The best tank mates for Orandas include other Orandas, Black Moors, Ryukin Goldfish, Pearlscale Goldfish, and Pepper Cory Catfish.


Oranda Goldfish are omnivores and will eat fresh, frozen, and flake foods. Their diet should be primarily plant-based with a high amount of protein. To keep your Orandas healthy and limit waste in your tank or aquarium, be sure to choose a high-quality feed with minimal filler, including barley, wheat flour, and corn.
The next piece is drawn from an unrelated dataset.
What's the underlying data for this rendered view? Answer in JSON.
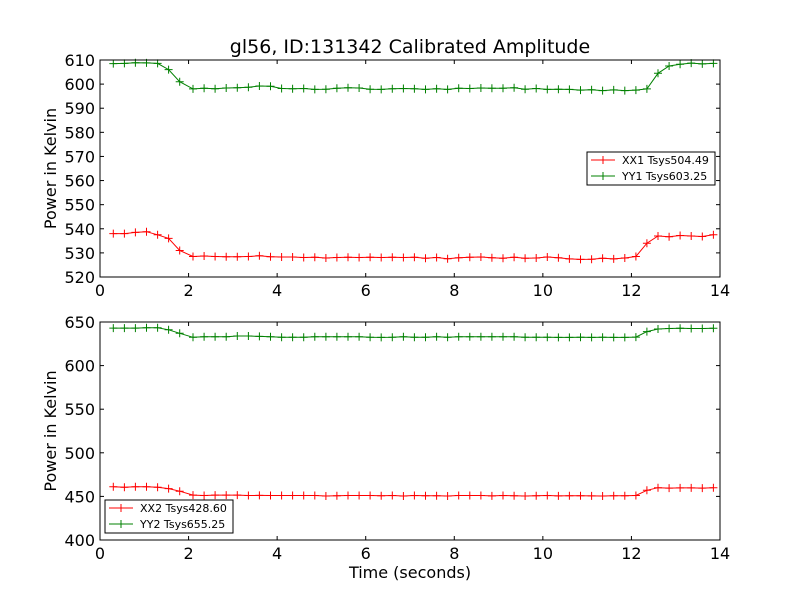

Adult Orandas should be fed once or twice daily, while younger Orandas may need an extra meal. Goldfish are notorious for overeating. To prevent this, only give your fish what they can eat in 2-3 minutes. Begin with a small amount of food; if they eat all the food before 2-3 minutes are up, add a little more. Repeat this process until time is up, then scoop any remaining food out of the tank using a small net. Learn more about feeding Fancy Goldfish in our guide to Feeding Your Fancy Goldfish.

Health Concerns

Like all fish, Orandas are susceptible to certain diseases and illnesses. The best way to keep your Oranda from getting sick is by keeping tank or aquarium water clean and properly filtered. If your fish begins to show signs of illness, proper diagnoses and treatment will give it the best chance of a full recovery.

One common health issue for Orandas is an overgrown wen. An overgrown wen can impair vision and mobility. In these cases, trimming the wen may be recommended. If your Oranda has an overgrown wen, speak to a veterinarian or other fish specialist about the best course of action.